Tim Heaney

Personal information
- Full name: John Llewellyn Heaney
- Born: 14 August 1914 Mossel Bay, Cape Province, South Africa
- Died: 14 July 1996 (aged 81) Humansdorp, Eastern Cape, South Africa
- Batting: Left-handed
- Bowling: Slow left-arm orthodox

Domestic team information
- 1934–35 to 1950–51: Transvaal

Career statistics
| Competition | First-class |
| Matches | 29 |
| Runs scored | 277 |
| Batting average | 11.08 |
| 100s/50s | 0/0 |
| Top score | 47 |
| Balls bowled | 8060 |
| Wickets | 100 |
| Bowling average | 21.83 |
| 5 wickets in innings | 5 |
| 10 wickets in match | 0 |
| Best bowling | 6/45 |
| Catches/stumpings | 3/0 |
- Source: Cricinfo, 6 October 2020

= Tim Heaney =

South African cricketer (1914–1996)

John Llewellyn "Tim" Heaney (14 August 1914 – 14 July 1996) was a South African cricketer who played first-class cricket for Transvaal from 1935 to 1952.

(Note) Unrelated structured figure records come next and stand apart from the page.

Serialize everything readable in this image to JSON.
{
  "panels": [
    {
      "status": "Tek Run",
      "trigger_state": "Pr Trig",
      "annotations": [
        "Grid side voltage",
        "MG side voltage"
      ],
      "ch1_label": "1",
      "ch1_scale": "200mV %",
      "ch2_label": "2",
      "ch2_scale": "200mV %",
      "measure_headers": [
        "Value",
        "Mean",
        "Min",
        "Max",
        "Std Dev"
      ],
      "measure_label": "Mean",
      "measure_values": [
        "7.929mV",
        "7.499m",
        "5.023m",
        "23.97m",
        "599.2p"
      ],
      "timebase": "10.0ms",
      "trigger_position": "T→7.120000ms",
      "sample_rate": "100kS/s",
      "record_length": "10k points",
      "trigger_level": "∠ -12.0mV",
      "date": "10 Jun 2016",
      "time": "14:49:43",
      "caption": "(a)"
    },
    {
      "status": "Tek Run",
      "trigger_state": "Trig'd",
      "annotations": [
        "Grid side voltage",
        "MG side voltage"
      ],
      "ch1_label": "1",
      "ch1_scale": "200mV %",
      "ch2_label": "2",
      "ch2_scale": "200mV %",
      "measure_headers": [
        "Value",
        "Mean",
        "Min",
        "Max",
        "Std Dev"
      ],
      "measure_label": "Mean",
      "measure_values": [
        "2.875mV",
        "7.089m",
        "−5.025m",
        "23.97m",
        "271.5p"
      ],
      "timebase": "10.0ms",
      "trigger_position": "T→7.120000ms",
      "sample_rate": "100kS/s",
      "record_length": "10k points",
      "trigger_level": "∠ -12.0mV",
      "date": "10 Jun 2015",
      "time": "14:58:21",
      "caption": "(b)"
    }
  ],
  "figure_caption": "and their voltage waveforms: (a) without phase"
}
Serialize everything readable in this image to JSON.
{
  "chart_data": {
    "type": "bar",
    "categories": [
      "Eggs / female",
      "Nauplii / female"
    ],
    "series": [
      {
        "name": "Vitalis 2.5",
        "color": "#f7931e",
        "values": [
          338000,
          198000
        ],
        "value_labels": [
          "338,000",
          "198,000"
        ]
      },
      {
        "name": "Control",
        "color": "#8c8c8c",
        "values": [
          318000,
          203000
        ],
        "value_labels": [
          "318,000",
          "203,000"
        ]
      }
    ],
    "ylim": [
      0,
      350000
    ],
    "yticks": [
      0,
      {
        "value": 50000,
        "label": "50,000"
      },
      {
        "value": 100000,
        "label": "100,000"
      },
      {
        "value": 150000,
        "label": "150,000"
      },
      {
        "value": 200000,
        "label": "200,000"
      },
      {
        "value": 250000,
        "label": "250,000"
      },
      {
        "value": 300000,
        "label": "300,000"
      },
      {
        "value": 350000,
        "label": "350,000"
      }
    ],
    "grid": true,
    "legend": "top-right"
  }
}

Tim Heaney was an accurate slow-left-arm spin bowler. In his first Currie Cup match after World War II he took 6 for 45 off 28 eight-ball overs in the first innings against Rhodesia. A week earlier, in a first-class friendly match against Natal, he had taken 6 for 73 off 33 overs in a match Transvaal lost by an innings.